World Bank allocates additional aid for Yemen’s food security

The World Bank Group’s Board of Directors has approved a new two-year Country Engagement Note (CCN) for Yemen aimed at preserving institutions that provide services to the Yemeni people and promoting food security.

In a statement, the World Bank Group (WBG) said its overarching goal is to support the Yemeni people and preserve the institutions that serve them.

He added that the WBG would remain engaged in the country through several possible scenarios, with a focus on basic service delivery and human capital, as well as food security, resilience and livelihood opportunities. .

“Our $2.8 billion program reflects the World Bank’s investment in preserving Yemen’s development assets and our hope for a brighter future for a generation of young Yemenis who have grown up in the shadow of the war but who will play a key role in the recovery,” said Tania. Meyer, Country Manager for Yemen.

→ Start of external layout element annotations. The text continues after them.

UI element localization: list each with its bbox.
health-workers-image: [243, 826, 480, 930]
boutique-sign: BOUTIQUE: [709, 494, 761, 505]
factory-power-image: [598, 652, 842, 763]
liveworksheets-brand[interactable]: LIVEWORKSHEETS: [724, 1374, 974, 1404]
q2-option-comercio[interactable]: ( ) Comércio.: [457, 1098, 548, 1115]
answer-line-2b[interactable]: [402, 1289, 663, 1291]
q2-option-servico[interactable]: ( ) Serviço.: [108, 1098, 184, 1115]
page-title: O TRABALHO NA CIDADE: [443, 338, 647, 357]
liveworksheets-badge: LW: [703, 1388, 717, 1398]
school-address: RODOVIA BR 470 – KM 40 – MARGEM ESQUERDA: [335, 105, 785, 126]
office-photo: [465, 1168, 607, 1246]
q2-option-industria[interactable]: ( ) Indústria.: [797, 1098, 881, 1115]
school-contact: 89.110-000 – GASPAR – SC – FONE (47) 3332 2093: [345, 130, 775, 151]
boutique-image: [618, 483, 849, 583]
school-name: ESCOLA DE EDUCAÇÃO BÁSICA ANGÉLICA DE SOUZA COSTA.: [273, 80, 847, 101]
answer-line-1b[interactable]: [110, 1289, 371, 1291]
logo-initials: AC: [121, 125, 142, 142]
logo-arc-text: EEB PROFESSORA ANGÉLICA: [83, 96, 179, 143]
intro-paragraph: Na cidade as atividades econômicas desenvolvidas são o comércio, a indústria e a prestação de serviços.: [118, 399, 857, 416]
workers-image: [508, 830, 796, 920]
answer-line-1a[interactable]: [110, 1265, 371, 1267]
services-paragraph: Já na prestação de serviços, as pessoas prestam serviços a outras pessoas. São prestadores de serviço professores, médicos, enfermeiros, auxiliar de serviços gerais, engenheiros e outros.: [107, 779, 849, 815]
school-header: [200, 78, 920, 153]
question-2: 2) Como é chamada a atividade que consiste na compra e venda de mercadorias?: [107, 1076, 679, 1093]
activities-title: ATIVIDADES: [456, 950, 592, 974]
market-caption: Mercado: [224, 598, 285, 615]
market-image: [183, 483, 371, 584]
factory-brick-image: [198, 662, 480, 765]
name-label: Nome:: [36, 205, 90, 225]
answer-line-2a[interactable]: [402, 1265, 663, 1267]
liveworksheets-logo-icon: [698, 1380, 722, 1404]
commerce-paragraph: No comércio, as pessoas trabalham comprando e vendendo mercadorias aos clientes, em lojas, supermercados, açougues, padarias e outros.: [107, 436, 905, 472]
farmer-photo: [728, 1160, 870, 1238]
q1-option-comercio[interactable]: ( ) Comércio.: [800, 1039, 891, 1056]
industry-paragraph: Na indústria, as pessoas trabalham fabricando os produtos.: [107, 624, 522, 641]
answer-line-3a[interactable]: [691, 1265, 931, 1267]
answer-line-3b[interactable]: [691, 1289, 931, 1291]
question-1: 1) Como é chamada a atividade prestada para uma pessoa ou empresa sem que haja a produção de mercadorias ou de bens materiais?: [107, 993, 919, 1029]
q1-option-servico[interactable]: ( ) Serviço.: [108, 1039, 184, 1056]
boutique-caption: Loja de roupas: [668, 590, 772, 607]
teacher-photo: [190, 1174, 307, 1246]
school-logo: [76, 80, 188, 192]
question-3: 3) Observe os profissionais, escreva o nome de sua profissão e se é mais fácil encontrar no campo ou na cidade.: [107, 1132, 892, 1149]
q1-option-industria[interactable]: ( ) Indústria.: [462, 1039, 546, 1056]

“By increasing our support at this critical moment, we affirm our unwavering commitment to the Yemeni people and the institutions that serve them. »

According to the statement, the war in Ukraine was already having a significant impact on food prices around the world.

“CEN recognizes that with the worsening food crisis and widespread malnutrition in Yemen, short-term interventions alone cannot provide lasting solutions. To help break the cycle of aid dependency, the World Bank will pilot a “continuum of support” approach that brings together short-term and resilience-building interventions in geographic areas where food insecurity is most prevalent. higher,” the statement said.

He continues: “The World Bank recognizes the critical role of the private sector in Yemen’s resilience and growth prospects. The new strategy was prepared by the three components of the Bank Group: the World Bank, the International Finance Corporation and the Multilateral Investment Guarantee Agency. Together, they will redouble their efforts to promote private sector-led solutions to close infrastructure gaps, support job creation and lay the foundations for recovery.